CarLLaVA: Vision language models for camera-only closed-loop driving

Published 14 Jun 2024 in cs.CV and cs.RO | (2406.10165v1)

Abstract: In this technical report, we present CarLLaVA, a Vision LLM (VLM) for autonomous driving, developed for the CARLA Autonomous Driving Challenge 2.0. CarLLaVA uses the vision encoder of the LLaVA VLM and the LLaMA architecture as backbone, achieving state-of-the-art closed-loop driving performance with only camera input and without the need for complex or expensive labels. Additionally, we show preliminary results on predicting language commentary alongside the driving output. CarLLaVA uses a semi-disentangled output representation of both path predictions and waypoints, getting the advantages of the path for better lateral control and the waypoints for better longitudinal control. We propose an efficient training recipe to train on large driving datasets without wasting compute on easy, trivial data. CarLLaVA ranks 1st place in the sensor track of the CARLA Autonomous Driving Challenge 2.0 outperforming the previous state of the art by 458% and the best concurrent submission by 32.6%.
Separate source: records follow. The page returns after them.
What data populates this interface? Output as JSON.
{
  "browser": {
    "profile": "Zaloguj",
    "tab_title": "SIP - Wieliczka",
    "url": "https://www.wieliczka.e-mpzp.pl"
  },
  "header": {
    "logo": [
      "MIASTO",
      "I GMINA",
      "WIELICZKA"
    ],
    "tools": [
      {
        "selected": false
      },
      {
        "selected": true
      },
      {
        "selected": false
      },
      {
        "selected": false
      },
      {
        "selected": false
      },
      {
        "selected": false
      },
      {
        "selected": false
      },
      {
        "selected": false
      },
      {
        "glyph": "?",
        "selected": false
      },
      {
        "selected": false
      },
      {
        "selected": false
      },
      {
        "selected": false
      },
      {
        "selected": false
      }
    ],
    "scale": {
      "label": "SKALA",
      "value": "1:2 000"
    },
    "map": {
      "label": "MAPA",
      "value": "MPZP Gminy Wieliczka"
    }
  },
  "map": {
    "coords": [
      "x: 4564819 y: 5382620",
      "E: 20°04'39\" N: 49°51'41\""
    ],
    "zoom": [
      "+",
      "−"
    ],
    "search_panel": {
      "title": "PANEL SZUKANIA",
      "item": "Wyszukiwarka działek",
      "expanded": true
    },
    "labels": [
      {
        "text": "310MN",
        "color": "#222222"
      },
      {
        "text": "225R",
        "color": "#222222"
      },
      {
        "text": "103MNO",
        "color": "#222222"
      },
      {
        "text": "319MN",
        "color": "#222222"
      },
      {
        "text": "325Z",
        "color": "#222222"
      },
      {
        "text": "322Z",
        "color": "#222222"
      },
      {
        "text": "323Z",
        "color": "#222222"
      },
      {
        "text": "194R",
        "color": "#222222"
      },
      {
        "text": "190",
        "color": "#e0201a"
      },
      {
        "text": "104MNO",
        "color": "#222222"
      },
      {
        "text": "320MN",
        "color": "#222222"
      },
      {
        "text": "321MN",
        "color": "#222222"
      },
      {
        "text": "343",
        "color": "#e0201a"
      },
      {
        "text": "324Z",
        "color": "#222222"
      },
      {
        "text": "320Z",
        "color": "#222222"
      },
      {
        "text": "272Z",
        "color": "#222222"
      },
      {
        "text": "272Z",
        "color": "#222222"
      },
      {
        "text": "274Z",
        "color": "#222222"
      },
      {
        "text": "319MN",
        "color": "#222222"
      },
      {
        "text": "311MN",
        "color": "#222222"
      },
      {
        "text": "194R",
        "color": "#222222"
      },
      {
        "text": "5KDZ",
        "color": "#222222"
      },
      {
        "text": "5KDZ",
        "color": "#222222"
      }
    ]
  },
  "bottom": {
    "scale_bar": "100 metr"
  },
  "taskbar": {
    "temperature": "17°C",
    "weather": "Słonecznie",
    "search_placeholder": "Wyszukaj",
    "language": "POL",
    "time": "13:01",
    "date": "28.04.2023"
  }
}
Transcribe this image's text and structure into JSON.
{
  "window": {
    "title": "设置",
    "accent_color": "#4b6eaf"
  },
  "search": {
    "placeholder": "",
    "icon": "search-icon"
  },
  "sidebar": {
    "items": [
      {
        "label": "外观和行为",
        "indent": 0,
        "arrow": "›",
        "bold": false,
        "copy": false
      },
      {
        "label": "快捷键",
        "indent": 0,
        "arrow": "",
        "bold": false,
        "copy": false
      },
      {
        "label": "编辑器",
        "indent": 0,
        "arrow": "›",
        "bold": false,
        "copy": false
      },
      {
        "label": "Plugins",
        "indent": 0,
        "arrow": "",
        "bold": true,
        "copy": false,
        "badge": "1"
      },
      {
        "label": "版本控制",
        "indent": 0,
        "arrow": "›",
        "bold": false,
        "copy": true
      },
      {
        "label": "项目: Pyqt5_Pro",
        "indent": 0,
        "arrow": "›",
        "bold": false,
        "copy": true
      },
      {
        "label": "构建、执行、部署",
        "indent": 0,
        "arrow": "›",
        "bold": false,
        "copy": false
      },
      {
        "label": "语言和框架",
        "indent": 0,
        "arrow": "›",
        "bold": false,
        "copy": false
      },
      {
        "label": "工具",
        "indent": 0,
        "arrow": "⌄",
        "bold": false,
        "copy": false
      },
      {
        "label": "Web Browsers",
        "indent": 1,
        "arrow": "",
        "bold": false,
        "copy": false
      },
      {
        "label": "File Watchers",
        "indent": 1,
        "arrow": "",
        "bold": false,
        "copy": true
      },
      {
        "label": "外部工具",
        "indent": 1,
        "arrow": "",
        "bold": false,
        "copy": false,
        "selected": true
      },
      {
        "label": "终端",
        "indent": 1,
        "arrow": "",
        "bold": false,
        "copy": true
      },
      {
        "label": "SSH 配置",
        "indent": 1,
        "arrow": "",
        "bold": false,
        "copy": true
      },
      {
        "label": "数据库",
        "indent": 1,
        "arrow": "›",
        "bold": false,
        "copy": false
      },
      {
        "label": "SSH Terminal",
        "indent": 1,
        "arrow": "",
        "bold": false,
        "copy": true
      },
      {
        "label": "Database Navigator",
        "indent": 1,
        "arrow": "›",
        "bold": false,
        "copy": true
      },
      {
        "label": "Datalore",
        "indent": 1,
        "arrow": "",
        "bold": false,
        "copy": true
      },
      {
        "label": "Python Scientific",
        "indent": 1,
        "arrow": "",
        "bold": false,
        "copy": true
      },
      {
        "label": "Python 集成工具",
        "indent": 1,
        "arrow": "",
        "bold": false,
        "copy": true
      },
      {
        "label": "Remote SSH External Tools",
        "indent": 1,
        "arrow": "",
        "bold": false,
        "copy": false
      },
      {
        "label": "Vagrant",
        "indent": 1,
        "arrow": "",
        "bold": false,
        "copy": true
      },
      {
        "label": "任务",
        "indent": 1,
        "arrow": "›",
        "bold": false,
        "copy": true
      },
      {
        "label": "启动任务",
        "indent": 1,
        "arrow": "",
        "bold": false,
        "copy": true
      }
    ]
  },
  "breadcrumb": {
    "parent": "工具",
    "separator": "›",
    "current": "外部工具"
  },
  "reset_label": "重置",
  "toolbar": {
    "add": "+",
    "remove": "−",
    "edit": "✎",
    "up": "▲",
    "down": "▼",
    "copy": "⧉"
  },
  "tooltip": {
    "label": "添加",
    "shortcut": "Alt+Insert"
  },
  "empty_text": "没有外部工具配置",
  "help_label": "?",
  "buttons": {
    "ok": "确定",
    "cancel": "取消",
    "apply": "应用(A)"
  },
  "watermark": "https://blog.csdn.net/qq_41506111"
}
Abstract PDF HTML Upgrade to Chat

Citations (6)

View on Semantic Scholar

Summary

The paper introduces CarLLaVA, a framework that leverages vision-language pretraining to enable efficient camera-only closed-loop autonomous driving.
The model’s semi-disentangled architecture combines time-conditioned waypoint and space-conditioned path predictions to enhance steering and collision avoidance.
Experimental results show a 32.6% performance improvement and first-place ranking in the CARLA challenge, validating its scalable design.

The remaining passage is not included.